I had been meaning for about two years to tell her that she had been acting more and more like a mutated mashup of all the negative personality flaws that both of her parents possess, mainly that of her father, whom she hates. I didn't do it in so many words, but I did tell her that she had been acting like a "crabby dad" since she became the dominant, more masculine roleplayer to a more submissive person in a relationship. I had begun to forget about it until one night about a week ago when after a 5 hour breakup with her girlfriend she posted "99 Problems" on her Facebook page and proceded to call me and tell me how many "hot dykey girls" were hitting her up within changing her relationship status. By the next morning she told me that her girlfriend had basically guilted her into reconciling, and how "she better lick (her) ass cos the next time she fucks up she was going to beat her ass and leave her with all the bills."
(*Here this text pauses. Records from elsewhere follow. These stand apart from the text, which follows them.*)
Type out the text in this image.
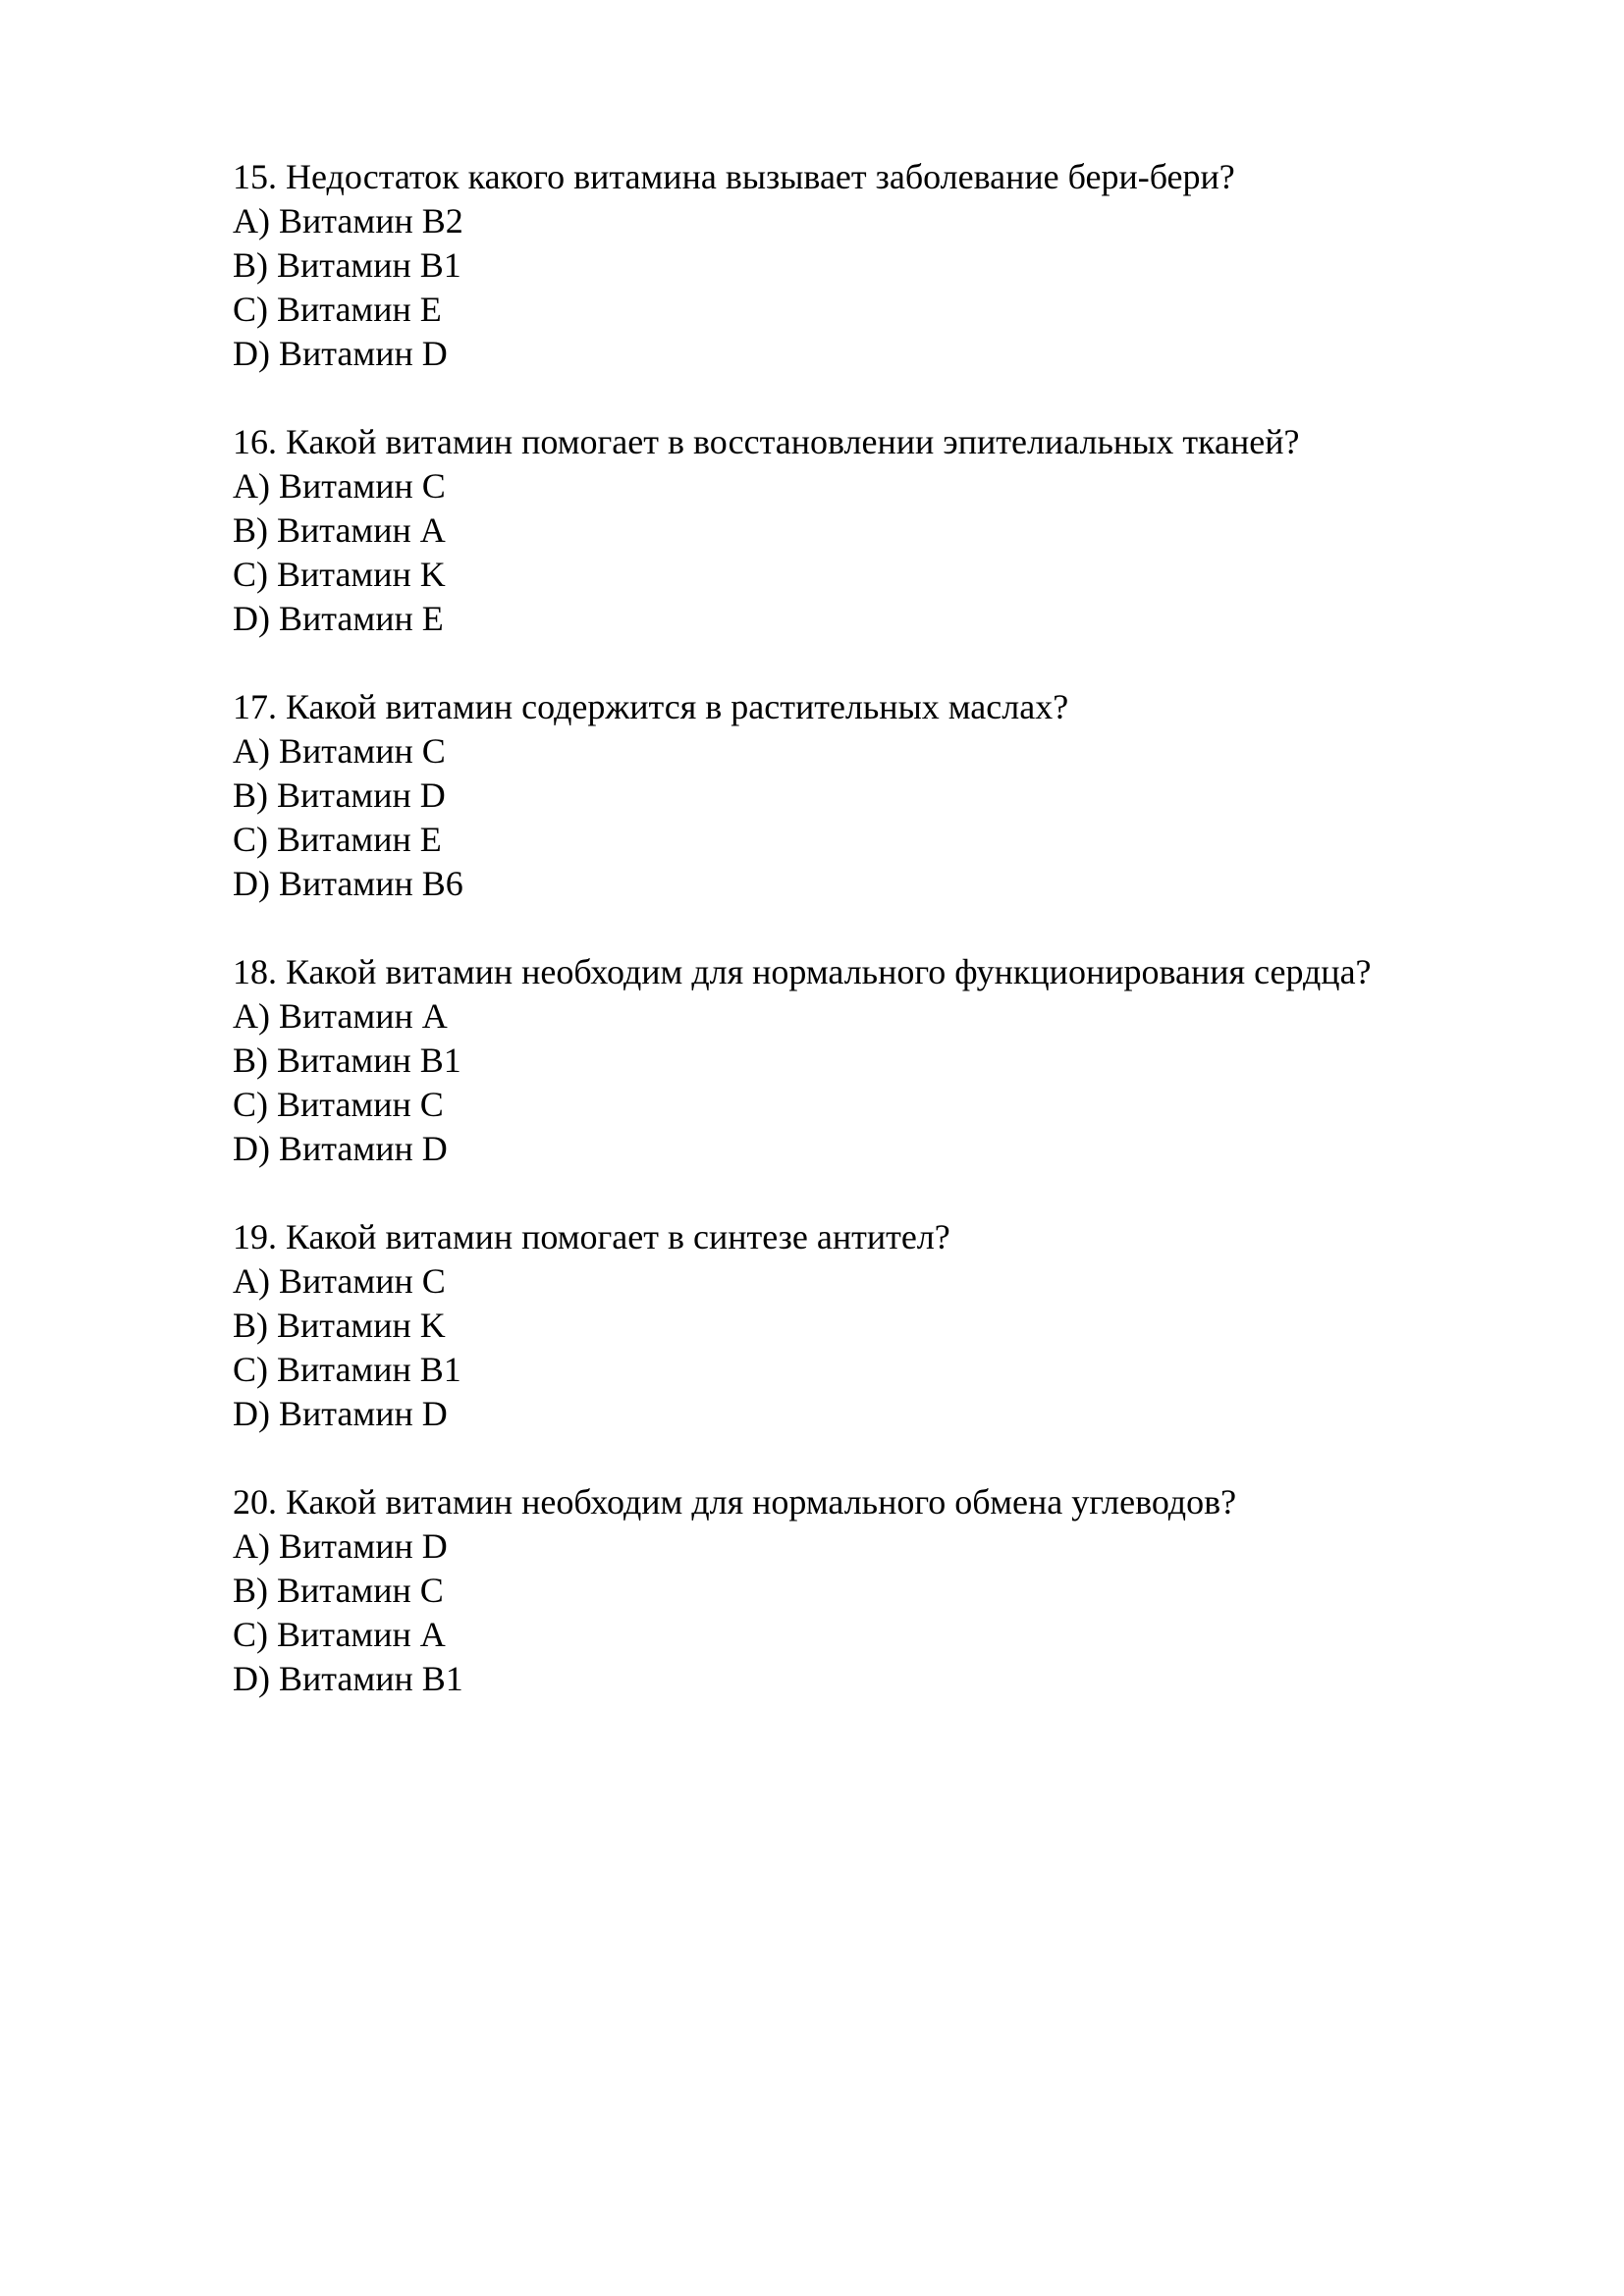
15. Недостаток какого витамина вызывает заболевание бери-бери?
A) Витамин B2
B) Витамин B1
C) Витамин E
D) Витамин D
16. Какой витамин помогает в восстановлении эпителиальных тканей?
A) Витамин C
B) Витамин A
C) Витамин K
D) Витамин E
17. Какой витамин содержится в растительных маслах?
A) Витамин C
B) Витамин D
C) Витамин E
D) Витамин B6
18. Какой витамин необходим для нормального функционирования сердца?
A) Витамин A
B) Витамин B1
C) Витамин C
D) Витамин D
19. Какой витамин помогает в синтезе антител?
A) Витамин C
B) Витамин K
C) Витамин B1
D) Витамин D
20. Какой витамин необходим для нормального обмена углеводов?
A) Витамин D
B) Витамин C
C) Витамин A
D) Витамин B1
From then on I began to lose sleep and the burning in my belly to tell her how disgusted I was with her behavior when it came to their relationship had been lit. I wanted to point out to her how I felt she made a sport of how demanding and snarky she could be to this person she claimed to love. I felt terrible for having thoughts of disgust for my own best friend, but I couldn't hold them back any longer. A few nights later I was talking to her while I was drinking. She informed me of how she was going to allow her girlfriend to clean out a shit and piss soiled kennel of a dog she had volunteered to babysit for a friend after she got home from working a most likely eight to twelve hour shift. I told her that was wrong, and it morphed from thereinto a shitstorm.
The thing that drove me to continue lashing out at her about her relationship, something that I admittedly really didn't have any business doing, was the fact that she refused to acknowledge the fact that she had ever done anything wrong to this girl. At one point I had become uncomfortable visiting them because I couldn't stand listening to the way she talked to her, and having to hear her girlfriend whine about it every time my bff left the room. I hated listening to her yell and demand at this girl as soon as she woke up when I would be spending the night. I got tired of having to act like I didn't think she deserved it whenever the girlfriend would lash out on her. I was just tired of pretending like the way she showed her ass in their relationship had changed the way I thought about her as a person.
Why did I open my mouth? Why did this become so important to me? Why did this cause me worry and strife? I feel absolutely horrible, but the truth of the matter is, I can't have total respect for someone that takes advantage of a weaker person like that. I'm extremely conflicted as far as to how I am going to deal with this. I want her to be happy, but not if it means walking all over someone else. The thing that I don't understand is how I can be so concerned with an aspect of someone's life that isn't really any of my business. I'm more disgusted with myself than I am with her.
I could sit here and come up with a thousand ways she acted disrespectfully or hypocritically with this girl. I guess the truth is that I don't feel comfortable being close to someone who could be so inconsiderate to someone they love. Even though she didn't do any of this to me, I just find it hard to be buddy-buddy with a person that is, for lack of a better term, "mean", and completely oblivious and lacking in remourse to their mean-ness.
Or maybe I'm just a meddling jerk that needs to keep their fucking mouth shut. I seriously just think I wasn't meant for meaningful and long-term friendships because I can't keep myself from holding a magnifying glass over the things I don't like a bout people. I don't make a lick of fucking sense, because I'll be crying out of loneliness once the results of my actions set in.